Come si esegue il RAST test, quando è consigliato, come interpretare i valori e quali fattori possono influenzarne i risultati
Il RAST test (RadioAllergoSorbent Test) è un esame diagnostico impiegato per individuare allergie specifiche a sostanze come pollini, alimenti, peli di animali o acari della polvere. Si tratta di un test sierologico basato su un prelievo di sangue, che consente di rilevare la presenza di anticorpi IgE diretti contro un allergene particolare.
Il funzionamento del test prevede che il laboratorio fissi l’allergene sospetto su un supporto apposito, quindi il siero del paziente viene a contatto con tale sostanza. In presenza di IgE specifiche, queste si legano all’allergene. La quantità di anticorpi legati viene poi misurata mediante marcatori radioattivi, secondo il metodo tradizionale, oppure con tecniche più moderne come ELISA o chemiluminescenza, permettendo di valutare il grado di sensibilizzazione del paziente.

Valori normali, quando e come, perché viene richiesto questo esame. Il RAST test non esercita alcuna azione sull’organismo, ma permette di valutare le componenti immunologiche implicate nelle reazioni allergiche
L’esame è utile per identificare allergie quando i sintomi clinici suggeriscono una reazione allergica, per integrare la diagnosi nei casi in cui i test cutanei non siano praticabili (ad esempio nei bambini piccoli, in presenza di dermatite diffusa o durante l’assunzione di antistaminici) e per monitorare il decorso della malattia o l’efficacia di terapie specifiche, come l’immunoterapia allergene-specifica.
Il RAST test è un esame di laboratorio la cui utilità consiste nel rilevare la presenza di anticorpi IgE specifici nel sangue, che sono prodotti dai linfociti B in risposta a sostanze considerate allergeni. Le IgE, a loro volta, hanno un ruolo fisiologico nel legarsi ai mastociti e ai basofili e, in caso di contatto con l’allergene, provocano la degranulazione dei mastociti con il rilascio di istamina e altre sostanze, responsabili dei sintomi tipici delle reazioni allergiche. Queste molecole contribuiscono anche alla difesa contro parassiti, sebbene in condizioni allergiche la risposta risulti eccessiva.
Il test si basa su un prelievo di sangue e coinvolge quindi il sistema circolatorio e gli elementi del sistema immunitario, come linfonodi, milza, mastociti e basofili, anche se non stimola direttamente questi ultimi.
Come interpretare i valori dell’esame: alto, basso e valori normali
L’interpretazione dei risultati del test delle IgE specifiche, consente di valutare il grado di sensibilizzazione dell’organismo a uno specifico allergene.
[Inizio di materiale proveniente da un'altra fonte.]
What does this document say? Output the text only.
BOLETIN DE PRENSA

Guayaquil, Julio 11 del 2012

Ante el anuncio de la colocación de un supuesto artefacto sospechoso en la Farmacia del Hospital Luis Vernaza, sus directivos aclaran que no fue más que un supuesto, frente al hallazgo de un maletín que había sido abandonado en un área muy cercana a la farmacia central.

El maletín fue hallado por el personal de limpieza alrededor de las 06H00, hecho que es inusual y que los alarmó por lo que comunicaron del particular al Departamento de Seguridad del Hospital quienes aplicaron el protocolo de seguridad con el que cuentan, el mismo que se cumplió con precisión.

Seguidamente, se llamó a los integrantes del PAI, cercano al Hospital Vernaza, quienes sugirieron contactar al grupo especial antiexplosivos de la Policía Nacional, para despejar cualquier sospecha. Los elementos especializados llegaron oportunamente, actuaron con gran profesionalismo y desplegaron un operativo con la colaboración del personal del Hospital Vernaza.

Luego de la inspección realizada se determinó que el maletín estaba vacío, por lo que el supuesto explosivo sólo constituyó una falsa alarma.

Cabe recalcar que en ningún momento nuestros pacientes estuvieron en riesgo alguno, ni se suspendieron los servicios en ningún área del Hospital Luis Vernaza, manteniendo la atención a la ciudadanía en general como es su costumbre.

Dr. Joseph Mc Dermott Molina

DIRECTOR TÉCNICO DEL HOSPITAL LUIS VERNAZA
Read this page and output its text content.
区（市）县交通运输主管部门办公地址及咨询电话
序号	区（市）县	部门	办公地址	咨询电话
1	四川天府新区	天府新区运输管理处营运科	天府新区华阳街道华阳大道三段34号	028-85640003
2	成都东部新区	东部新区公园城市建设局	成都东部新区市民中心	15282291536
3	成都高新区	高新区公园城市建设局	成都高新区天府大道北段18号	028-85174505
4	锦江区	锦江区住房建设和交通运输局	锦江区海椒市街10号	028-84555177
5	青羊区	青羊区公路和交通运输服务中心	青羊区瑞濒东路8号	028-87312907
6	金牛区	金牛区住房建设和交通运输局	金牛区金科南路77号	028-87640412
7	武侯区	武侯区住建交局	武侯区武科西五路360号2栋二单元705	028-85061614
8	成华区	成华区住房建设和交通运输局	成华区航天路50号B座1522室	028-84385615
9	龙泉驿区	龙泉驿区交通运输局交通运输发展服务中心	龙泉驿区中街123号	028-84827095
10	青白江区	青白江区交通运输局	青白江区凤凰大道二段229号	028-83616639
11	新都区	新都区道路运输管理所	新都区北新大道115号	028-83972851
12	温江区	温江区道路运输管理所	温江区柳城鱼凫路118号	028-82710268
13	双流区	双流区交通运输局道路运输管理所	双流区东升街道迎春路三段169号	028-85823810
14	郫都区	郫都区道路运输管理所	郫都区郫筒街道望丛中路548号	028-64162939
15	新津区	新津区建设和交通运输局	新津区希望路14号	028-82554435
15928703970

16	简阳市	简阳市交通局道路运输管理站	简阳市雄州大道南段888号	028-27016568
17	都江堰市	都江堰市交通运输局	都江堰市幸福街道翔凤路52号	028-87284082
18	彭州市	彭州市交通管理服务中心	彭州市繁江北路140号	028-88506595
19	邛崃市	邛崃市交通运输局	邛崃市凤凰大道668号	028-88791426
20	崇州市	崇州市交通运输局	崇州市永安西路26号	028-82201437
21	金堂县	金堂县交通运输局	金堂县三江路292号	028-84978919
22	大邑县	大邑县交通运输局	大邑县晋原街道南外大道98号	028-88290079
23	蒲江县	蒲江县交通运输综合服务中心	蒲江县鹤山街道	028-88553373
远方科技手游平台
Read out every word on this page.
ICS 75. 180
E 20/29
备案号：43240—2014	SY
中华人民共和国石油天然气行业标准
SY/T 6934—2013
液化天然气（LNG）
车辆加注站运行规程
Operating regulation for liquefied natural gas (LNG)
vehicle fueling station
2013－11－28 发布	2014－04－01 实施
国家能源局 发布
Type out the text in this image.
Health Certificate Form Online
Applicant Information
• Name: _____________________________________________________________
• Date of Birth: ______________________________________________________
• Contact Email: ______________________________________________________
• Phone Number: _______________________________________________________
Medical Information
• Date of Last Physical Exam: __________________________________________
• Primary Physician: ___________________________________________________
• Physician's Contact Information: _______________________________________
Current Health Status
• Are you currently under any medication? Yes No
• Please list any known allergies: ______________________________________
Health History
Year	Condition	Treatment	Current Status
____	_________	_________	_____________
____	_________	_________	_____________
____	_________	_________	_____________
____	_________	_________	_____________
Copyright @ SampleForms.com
Il valore ottenuto non equivale necessariamente alla presenza di un’allergia clinica, ma indica una possibile risposta immunologica che deve essere sempre analizzata dal medico in relazione ai sintomi e alla storia del paziente.
Quando i valori sono normali o negativi (inferiori a 0,35 kUA/L), ciò significa che non vi è una sensibilizzazione significativa alla sostanza esaminata. Valori lievemente positivi (tra 0,35 e 0,70 kUA/L) possono invece rappresentare una sensibilizzazione molto bassa o incerta, che talvolta non comporta sintomi clinici ma può richiedere un monitoraggio nel tempo.
Valori più elevati (oltre 0,70 kUA/L) indicano la presenza di anticorpi IgE specifici in quantità significativa, suggerendo una sensibilizzazione più marcata. In base all’intensità della risposta, si distinguono vari livelli: lieve (classi 1–2), moderata (classi 3–4) o elevata (classi 5–6). Il grado di positività non sempre corrisponde alla gravità dei sintomi, poiché alcuni individui con valori alti possono restare asintomatici, mentre altri con valori più bassi possono manifestare reazioni evidenti.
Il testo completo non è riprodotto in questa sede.